James “Jim” Lavadour (Walla Walla) grew up in the foothills of the Blue Mountains on the Umatilla Reservation near Pendleton, Oregon. In 1992 Lavadour and friends founded Crow’s Shadow Institute of the Arts, with the idea of using art as a transformative tool within the Native American community. Lavadour is a member of the Confederated Tribes of the Umatilla Indian Reservation.

 

Lavadour’s work is deeply rooted in the landscapes of eastern Oregon, where he has been making artwork for more than four decades. He drew his early inspiration from a wide variety of sources, from Romanticist painters such as Turner, to more kinetic processes such as those exemplified by Chinese ink painters. Long held in high esteem among the art world in the Pacific Northwest, Lavadour’s paintings have also been shown in numerous major institutions throughout the United States, with more national recognition building over the last ten years.
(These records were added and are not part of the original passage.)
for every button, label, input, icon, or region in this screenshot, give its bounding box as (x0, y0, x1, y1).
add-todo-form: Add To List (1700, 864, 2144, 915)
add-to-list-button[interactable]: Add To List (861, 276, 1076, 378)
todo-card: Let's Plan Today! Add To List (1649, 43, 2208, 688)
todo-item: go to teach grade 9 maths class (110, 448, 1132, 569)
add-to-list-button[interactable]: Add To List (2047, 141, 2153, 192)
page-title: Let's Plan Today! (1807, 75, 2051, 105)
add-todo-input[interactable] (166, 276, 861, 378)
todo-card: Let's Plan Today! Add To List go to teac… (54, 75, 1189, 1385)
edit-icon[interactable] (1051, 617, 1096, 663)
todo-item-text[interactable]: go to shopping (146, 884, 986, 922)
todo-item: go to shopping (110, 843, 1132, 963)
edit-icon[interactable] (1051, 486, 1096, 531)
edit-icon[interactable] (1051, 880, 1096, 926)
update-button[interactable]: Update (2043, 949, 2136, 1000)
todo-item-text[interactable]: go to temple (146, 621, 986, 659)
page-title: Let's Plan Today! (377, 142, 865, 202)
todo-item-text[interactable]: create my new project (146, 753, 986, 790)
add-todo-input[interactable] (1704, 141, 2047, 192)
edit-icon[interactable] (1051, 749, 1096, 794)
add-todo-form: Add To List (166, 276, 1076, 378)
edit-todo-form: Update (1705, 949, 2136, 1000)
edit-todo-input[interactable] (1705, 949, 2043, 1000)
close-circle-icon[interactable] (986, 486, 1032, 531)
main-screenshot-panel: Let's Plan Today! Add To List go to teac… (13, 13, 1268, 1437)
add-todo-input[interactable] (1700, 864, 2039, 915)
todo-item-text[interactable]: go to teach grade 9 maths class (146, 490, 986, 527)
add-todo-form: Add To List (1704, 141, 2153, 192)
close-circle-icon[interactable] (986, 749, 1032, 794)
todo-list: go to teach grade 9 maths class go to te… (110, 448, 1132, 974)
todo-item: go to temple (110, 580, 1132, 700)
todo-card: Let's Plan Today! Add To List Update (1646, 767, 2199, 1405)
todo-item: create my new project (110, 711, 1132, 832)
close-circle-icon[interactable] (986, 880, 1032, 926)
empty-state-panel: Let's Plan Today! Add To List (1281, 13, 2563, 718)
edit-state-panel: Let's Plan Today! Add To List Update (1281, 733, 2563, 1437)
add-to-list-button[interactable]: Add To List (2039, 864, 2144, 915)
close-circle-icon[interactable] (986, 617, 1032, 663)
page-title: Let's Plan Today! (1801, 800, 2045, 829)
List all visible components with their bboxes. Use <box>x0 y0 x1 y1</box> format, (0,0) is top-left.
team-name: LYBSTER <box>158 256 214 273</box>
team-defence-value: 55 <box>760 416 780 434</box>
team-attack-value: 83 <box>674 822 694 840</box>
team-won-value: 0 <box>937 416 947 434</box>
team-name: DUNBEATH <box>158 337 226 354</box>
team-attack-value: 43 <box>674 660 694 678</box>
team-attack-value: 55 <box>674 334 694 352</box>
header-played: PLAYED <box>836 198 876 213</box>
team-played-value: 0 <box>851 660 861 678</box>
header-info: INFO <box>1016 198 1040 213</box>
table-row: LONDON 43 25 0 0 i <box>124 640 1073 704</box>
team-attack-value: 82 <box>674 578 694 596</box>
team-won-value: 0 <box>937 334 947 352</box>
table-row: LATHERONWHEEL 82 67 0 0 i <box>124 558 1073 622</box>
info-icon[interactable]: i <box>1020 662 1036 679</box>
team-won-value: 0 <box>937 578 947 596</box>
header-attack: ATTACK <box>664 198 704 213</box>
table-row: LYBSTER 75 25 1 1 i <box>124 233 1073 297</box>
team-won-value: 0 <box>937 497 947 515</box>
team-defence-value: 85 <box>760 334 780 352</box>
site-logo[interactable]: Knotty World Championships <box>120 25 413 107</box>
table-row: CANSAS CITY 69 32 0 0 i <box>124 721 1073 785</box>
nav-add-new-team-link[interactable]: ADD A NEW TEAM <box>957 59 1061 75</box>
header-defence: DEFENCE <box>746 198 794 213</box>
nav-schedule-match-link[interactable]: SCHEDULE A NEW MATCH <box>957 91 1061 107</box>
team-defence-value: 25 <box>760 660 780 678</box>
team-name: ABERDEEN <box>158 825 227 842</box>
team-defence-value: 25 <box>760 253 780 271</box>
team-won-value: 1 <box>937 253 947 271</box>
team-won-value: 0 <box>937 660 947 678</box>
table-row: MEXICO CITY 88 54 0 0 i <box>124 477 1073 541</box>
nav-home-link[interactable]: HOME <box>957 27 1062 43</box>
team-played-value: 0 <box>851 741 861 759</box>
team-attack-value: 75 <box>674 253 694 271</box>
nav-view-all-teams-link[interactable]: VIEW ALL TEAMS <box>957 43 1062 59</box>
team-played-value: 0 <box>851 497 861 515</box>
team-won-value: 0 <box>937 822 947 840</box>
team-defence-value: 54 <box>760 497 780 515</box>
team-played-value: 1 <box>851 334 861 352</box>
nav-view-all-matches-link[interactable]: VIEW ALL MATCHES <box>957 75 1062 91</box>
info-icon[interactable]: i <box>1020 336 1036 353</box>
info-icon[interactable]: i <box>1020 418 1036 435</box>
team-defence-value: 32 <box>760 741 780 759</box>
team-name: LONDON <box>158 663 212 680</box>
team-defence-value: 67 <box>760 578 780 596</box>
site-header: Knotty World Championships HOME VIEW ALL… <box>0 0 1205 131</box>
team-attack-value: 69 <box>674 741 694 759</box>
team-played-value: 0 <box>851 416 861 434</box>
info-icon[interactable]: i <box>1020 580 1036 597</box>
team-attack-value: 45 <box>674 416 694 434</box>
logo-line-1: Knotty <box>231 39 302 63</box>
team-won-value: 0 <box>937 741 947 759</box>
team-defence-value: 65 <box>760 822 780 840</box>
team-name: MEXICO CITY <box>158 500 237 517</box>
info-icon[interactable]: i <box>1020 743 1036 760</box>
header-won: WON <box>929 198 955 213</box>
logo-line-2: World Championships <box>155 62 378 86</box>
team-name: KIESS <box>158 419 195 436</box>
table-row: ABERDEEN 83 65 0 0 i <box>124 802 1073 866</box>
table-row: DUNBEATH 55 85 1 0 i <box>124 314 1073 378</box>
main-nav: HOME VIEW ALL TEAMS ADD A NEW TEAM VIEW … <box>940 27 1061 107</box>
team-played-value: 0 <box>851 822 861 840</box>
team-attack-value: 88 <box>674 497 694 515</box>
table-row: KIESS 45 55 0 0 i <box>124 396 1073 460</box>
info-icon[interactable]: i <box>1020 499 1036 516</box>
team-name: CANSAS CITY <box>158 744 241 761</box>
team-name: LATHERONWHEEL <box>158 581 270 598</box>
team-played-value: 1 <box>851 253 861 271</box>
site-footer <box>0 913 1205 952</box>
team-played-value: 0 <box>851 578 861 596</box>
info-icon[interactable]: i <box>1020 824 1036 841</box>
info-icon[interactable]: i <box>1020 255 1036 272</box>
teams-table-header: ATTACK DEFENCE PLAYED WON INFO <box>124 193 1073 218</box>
Lavadour has exhibited at: The Smithsonian’s National Museum of the American Indian (in both Washington, DC and New York, NY); The Eiteljorg Museum in Indianapolis, IN; Portland Art Museum in Portland, OR; the Heard Museum in Phoenix, AZ; and the Institute of American Indian Art in Santa Fe, NM among many others. Notably, Lavadour, with his Portland gallerist, Jane Beebe of PDX Contemporary, were invited to bring a large grid of 15 of his paintings to show in Personal Structures at the Palazzo Bembo in the 2013 Venice Biennale in Italy.